Мы прочитали о маленьком отеле в Комельянсе, выставленном на продажу на бессолнечном горном хребте во Фриули недалеко от австрийской границы, и поехали его искать. Мы решили, что наша территория мечты расположена на север от Рима, и поэтому прошли три тысячи шагов по голым камням в Карнии, где в пятницу в августе температура в полдень — плюс три по Цельсию. Первое, что я заметила, — делянки для вырубки леса, то, что называется legna da ardere, заготовка дров, вдоль неровных извилистых дорог. Я попыталась представить себе здешний февраль. Мы заблудились и остановились, чтобы спросить, как проехать, владельца табачной фабрики, который еще и бакалейщик, и сыродел, и перегоняет местную граппу, а в тот момент был занят тем, что с помощью клина раскалывал огромное колесо плотного копченого карнианского сыра. Потрясая своим копьеподобным инструментом над нашими головами, он сказал: «Все время прямо». Одна из итальянских особенностей — манера давать указания. Они считают, что любое место назначения находится на прямой линии. Лично я уже утратила направление.
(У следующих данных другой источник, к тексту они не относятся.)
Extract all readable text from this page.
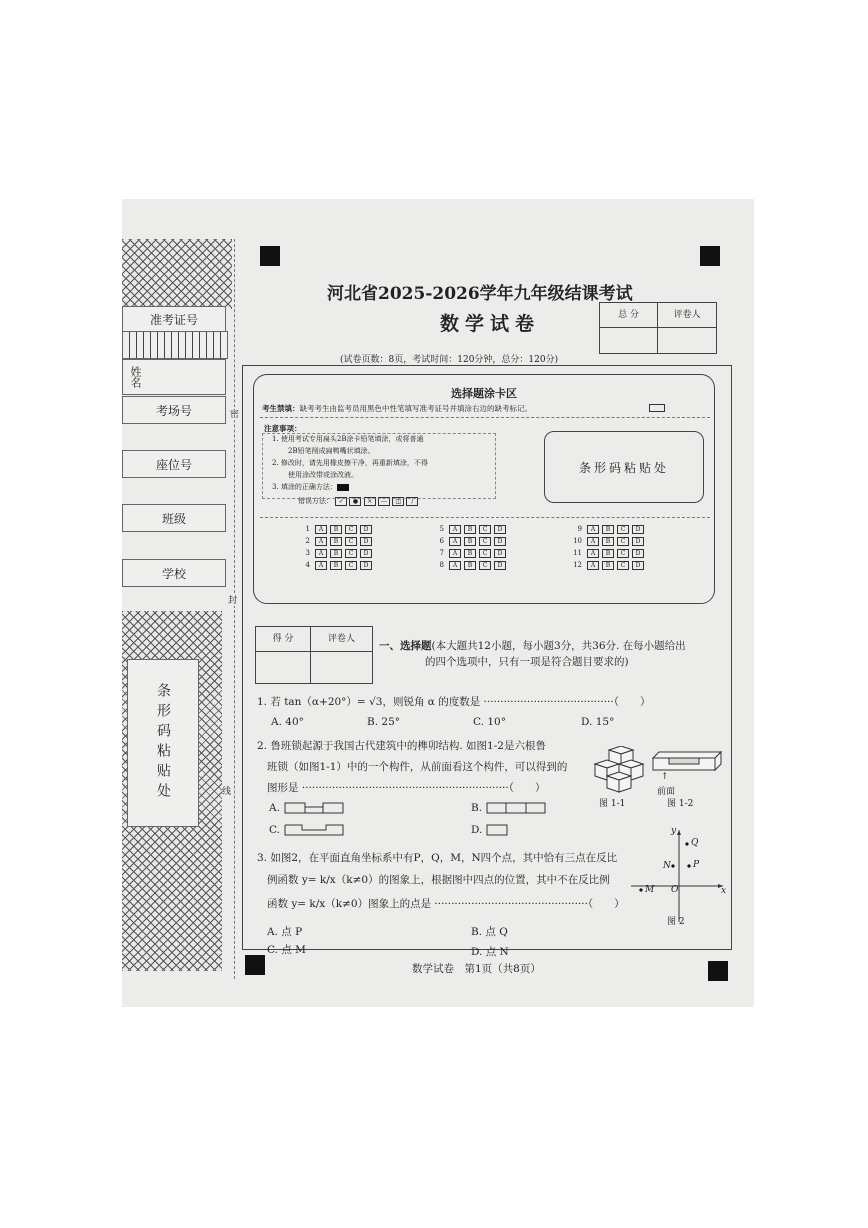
准考证号
姓名
考场号
座位号
班级
学校
条形码粘贴处
密
封
线
河北省2025-2026学年九年级结课考试
数学试卷	总 分	评卷人
(试卷页数：8页，考试时间：120分钟，总分：120分)
选择题涂卡区
考生禁填：缺考考生由监考员用黑色中性笔填写准考证号并填涂右边的缺考标记。
注意事项：
1. 使用考试专用扁头2B涂卡铅笔填涂，或将普通
2B铅笔削成扁鸭嘴状填涂。
2. 修改时，请先用橡皮擦干净，再重新填涂，不得
使用涂改带或涂改液。
3. 填涂的正确方法：
错误方法： ✓ ● × — ◫ /
条形码粘贴处
1	A	B	C	D
2	A	B	C	D
3	A	B	C	D
4	A	B	C	D
5	A	B	C	D
6	A	B	C	D
7	A	B	C	D
8	A	B	C	D
9	A	B	C	D
10	A	B	C	D
11	A	B	C	D
12	A	B	C	D
得 分	评卷人
一、选择题(本大题共12小题，每小题3分，共36分. 在每小题给出
的四个选项中，只有一项是符合题目要求的)
1. 若 tan（α+20°）= √3，则锐角 α 的度数是 ·······································（　　）
A. 40°	B. 25°	C. 10°	D. 15°
2. 鲁班锁起源于我国古代建筑中的榫卯结构. 如图1-2是六根鲁
班锁（如图1-1）中的一个构件，从前面看这个构件，可以得到的
图形是 ······························································（　　）
图 1-1
↑
前面
图 1-2
A.	B.
C.	D.
3. 如图2，在平面直角坐标系中有P，Q，M，N四个点，其中恰有三点在反比
例函数 y= k/x（k≠0）的图象上，根据图中四点的位置，其中不在反比例
函数 y= k/x（k≠0）图象上的点是 ··············································（　　）
A. 点 P	B. 点 Q
C. 点 M	D. 点 N
Q
N P
M
y
x
O
图 2
数学试卷　第1页（共8页）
В отеле типа шале, построенном из камня и дерева, имелись двадцать спален и восемь ванных комнат, маленький бар, расположенный с одной стороны, и огромный камин, круглый и низкий, с другой, с очагом, не защищенным решеткой, fogolar на диалекте Фриули. Огонь уже прогорел, но нас приветствовал запах дерева, сгоревшего прошлой ночью.
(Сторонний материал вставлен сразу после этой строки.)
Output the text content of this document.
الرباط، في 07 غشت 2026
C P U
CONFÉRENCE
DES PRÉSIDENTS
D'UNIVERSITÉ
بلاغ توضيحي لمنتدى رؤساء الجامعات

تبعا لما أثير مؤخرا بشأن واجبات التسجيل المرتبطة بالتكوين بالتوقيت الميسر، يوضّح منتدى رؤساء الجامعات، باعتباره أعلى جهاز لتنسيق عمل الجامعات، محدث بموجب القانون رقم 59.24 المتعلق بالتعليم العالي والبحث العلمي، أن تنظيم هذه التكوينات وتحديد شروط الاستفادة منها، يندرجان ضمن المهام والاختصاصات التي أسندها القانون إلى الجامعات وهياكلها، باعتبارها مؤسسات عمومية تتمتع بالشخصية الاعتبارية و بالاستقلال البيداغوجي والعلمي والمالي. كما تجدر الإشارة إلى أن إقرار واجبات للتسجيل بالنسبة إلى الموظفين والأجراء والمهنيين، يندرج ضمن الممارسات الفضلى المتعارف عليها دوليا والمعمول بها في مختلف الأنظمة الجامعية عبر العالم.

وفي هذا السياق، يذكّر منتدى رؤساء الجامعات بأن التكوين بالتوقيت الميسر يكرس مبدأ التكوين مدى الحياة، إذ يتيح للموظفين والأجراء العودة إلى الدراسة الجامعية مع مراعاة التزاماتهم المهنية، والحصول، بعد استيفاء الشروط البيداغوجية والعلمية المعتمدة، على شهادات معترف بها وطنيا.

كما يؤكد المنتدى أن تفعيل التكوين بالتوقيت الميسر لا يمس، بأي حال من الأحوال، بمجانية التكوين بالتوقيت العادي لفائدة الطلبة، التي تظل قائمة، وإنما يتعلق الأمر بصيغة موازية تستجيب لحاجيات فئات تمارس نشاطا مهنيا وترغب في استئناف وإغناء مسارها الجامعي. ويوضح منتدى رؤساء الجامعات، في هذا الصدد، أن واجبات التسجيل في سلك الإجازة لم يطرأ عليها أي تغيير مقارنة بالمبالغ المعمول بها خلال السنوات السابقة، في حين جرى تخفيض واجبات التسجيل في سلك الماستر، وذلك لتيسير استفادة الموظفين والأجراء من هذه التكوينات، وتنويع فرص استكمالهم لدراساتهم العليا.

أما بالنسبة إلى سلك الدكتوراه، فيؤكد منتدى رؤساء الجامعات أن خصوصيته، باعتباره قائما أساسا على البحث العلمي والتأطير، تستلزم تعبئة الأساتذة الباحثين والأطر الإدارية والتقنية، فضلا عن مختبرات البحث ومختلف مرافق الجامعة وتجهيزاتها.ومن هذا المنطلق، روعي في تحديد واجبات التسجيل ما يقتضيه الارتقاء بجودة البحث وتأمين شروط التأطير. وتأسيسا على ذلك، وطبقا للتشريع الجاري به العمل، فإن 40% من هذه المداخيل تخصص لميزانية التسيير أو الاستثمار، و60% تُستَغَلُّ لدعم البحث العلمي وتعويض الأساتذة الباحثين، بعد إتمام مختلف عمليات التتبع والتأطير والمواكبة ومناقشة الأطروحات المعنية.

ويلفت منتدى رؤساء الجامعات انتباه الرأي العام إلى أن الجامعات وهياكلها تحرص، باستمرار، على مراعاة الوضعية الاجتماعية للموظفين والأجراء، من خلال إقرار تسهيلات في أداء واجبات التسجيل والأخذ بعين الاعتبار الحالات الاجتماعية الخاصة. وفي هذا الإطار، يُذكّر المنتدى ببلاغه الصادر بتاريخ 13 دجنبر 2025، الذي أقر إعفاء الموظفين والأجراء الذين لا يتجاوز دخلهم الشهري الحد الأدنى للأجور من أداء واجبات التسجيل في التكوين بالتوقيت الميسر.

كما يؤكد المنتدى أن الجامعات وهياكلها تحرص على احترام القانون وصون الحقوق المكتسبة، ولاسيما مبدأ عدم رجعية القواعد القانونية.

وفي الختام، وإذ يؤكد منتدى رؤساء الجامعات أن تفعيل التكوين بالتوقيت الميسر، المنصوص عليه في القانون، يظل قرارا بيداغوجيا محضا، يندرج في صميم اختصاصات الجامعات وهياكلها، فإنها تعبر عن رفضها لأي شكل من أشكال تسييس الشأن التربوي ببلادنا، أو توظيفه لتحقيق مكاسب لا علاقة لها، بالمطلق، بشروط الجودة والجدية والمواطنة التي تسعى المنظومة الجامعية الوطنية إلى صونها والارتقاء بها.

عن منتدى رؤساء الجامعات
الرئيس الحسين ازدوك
Синьора хотела продать отель потому, что здешнее региональное и центральное финансирование дорожного строительства сократилось в конце семидесятых, и поэтому дорожные рабочие из Толмеццо, Удине и Порденоне, которые должны были ночевать в ее двадцати постелях и сидеть с рюмками граппы вокруг fogolar, те, кто должен был съедать десять килограммов колбасы, более десяти бифштексов за вечер и полный котел поленты, приготовленный синьорой из белой кукурузы и поданной на пару, на толстом деревянном блюде с бортами, защищающими от огня, — разъехались по домам. Она пообещала, что даст мне рецепт соуса из бараньих кишок и красного вина, который особенно вкусен с полентой. Фернандо спросил насчет туристов, и она ответила, что эти люди чаще останавливаются в Толмеццо или в окрестностях или в Сан-Даниеле дель Фриули, что туристов все равно не станет больше, даже если возить их в Комельянс, но немного потерпите, и рабочие вернутся. «Вот увидите», — повторила она, когда мы послали ей прощальный привет из машины.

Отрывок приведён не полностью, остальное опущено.